I am parsing a table from a PDF and attempting to clean my readings. I'm trying to do a simple str_remove_all()
of some common failures in my OCR. I've created a regular expression that matches my strings, however, when I put the regular expression into str_remove_all()

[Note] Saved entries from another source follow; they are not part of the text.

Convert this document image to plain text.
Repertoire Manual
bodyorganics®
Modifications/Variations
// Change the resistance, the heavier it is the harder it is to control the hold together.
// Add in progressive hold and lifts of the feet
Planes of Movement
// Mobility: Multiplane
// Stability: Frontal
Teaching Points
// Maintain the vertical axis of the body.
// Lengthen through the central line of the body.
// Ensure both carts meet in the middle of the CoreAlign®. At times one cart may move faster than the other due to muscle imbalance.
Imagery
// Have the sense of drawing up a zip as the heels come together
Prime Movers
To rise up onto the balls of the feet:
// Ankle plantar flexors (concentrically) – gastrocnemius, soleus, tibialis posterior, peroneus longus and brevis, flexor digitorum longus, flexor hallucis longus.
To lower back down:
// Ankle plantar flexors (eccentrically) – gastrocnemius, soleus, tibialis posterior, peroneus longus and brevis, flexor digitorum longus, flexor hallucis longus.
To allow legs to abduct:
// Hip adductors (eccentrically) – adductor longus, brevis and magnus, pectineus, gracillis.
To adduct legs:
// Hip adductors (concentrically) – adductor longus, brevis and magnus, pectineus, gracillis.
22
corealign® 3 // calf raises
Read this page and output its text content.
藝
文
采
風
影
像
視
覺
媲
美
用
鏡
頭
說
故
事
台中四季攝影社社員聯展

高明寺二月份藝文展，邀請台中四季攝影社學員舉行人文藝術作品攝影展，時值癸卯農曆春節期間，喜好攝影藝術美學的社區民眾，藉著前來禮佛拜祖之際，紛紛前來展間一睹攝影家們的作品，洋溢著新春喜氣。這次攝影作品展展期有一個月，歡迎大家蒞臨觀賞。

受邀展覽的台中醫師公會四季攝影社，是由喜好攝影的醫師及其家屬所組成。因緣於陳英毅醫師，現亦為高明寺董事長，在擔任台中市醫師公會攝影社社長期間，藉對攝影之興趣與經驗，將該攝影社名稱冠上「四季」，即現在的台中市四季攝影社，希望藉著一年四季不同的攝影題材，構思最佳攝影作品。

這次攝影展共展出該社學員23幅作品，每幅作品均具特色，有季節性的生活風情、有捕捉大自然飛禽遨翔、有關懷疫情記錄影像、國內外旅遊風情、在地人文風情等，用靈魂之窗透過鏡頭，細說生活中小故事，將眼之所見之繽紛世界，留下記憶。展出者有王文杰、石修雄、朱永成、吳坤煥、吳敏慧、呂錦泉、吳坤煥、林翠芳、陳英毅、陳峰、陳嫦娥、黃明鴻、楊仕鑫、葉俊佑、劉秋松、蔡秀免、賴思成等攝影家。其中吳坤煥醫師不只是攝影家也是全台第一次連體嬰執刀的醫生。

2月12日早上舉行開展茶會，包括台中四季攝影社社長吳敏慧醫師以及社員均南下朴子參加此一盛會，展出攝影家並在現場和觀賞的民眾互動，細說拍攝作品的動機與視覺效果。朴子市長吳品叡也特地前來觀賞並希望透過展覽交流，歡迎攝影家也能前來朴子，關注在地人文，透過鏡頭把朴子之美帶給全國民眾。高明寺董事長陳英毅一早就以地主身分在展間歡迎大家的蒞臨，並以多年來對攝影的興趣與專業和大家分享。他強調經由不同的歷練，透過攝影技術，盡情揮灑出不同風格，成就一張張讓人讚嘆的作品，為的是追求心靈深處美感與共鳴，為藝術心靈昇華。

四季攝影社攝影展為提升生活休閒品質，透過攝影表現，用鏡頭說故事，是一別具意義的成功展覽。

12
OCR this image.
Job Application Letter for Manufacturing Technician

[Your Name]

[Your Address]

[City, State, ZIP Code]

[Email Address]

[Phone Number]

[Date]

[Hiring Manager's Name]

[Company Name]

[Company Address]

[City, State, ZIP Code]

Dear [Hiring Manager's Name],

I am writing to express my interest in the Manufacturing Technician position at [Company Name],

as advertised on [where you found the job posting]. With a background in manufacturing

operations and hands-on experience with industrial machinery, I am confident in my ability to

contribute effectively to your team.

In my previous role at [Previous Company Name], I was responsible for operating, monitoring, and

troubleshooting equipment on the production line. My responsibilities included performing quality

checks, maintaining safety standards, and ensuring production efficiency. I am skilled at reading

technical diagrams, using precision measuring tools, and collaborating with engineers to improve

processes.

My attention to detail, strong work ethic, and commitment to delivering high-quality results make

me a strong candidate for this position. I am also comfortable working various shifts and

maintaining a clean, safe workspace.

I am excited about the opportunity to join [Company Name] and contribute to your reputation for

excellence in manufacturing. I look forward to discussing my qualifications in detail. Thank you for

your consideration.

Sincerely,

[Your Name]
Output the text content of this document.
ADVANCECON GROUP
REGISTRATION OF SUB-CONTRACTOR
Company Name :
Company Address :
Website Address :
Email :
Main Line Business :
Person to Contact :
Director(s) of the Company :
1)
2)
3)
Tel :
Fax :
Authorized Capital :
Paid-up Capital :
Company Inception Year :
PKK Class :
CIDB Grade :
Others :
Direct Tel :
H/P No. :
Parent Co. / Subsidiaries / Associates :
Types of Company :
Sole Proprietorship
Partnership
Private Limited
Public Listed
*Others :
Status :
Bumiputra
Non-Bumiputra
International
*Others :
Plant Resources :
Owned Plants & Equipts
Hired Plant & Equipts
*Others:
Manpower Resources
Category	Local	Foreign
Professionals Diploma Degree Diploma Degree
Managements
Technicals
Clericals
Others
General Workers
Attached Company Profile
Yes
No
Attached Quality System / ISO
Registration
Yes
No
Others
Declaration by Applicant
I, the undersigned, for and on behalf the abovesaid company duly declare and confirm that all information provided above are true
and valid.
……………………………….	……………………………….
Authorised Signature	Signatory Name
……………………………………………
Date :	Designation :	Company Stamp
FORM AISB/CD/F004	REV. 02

it fails. See the code below:
> regexpattern <- '^(\\s*[[:punct:]]*\\s*)+|^\\s*\\d{1,2}\\s*$|^\\s+$|(^\\s*
[[:ascii:]]{1}\\s*$)|(^\\s*[^[:ascii:]]{1}\\s*$)'
> strg <- "Ú"
> grep(regexpattern,strg, perl = T)
[1] 1
> str_remove_all(strg,regexpattern)
[1] "Ú"
Any ideas as to why my str_remove_all()
is failing? Thanks!
The problem is that your regex isn't doing what I think you intend it to do. The first alternative in your regex is \\s*[[:punct]]*\\s*
. None of those elements need to be present, which means that everything will match and none of your other alternatives will be checked. So when stringr::str_remove_all
uses that regex it will run through the alternatives on that first character, use the first alternative since it matches, and ignore the character moving on. Change it to \\s*[[:punct]]+\\s*
and you'll have better success.
> regexpattern <- '^(\\s*[[:punct:]]*\\s*)+'
> grep(regexpattern,strg, perl = T, value=TRUE)
[1] "Ú"
> regexpattern <- '^(\\s*[[:punct:]]+\\s*)+'
> grep(regexpattern,strg, perl = T, value=TRUE)
character(0)
> regexpattern <- '^(\\s*[[:punct:]]+\\s*)+|^\\s*\\d{1,2}\\s*$|^\\s+$|(^\\s*[[:ascii:]]{1}\\s*$)|(^\\s*[^[[:ascii:]]]{1}\\s*$)'
> str_remove_all(strg, regexpattern)
[1] ""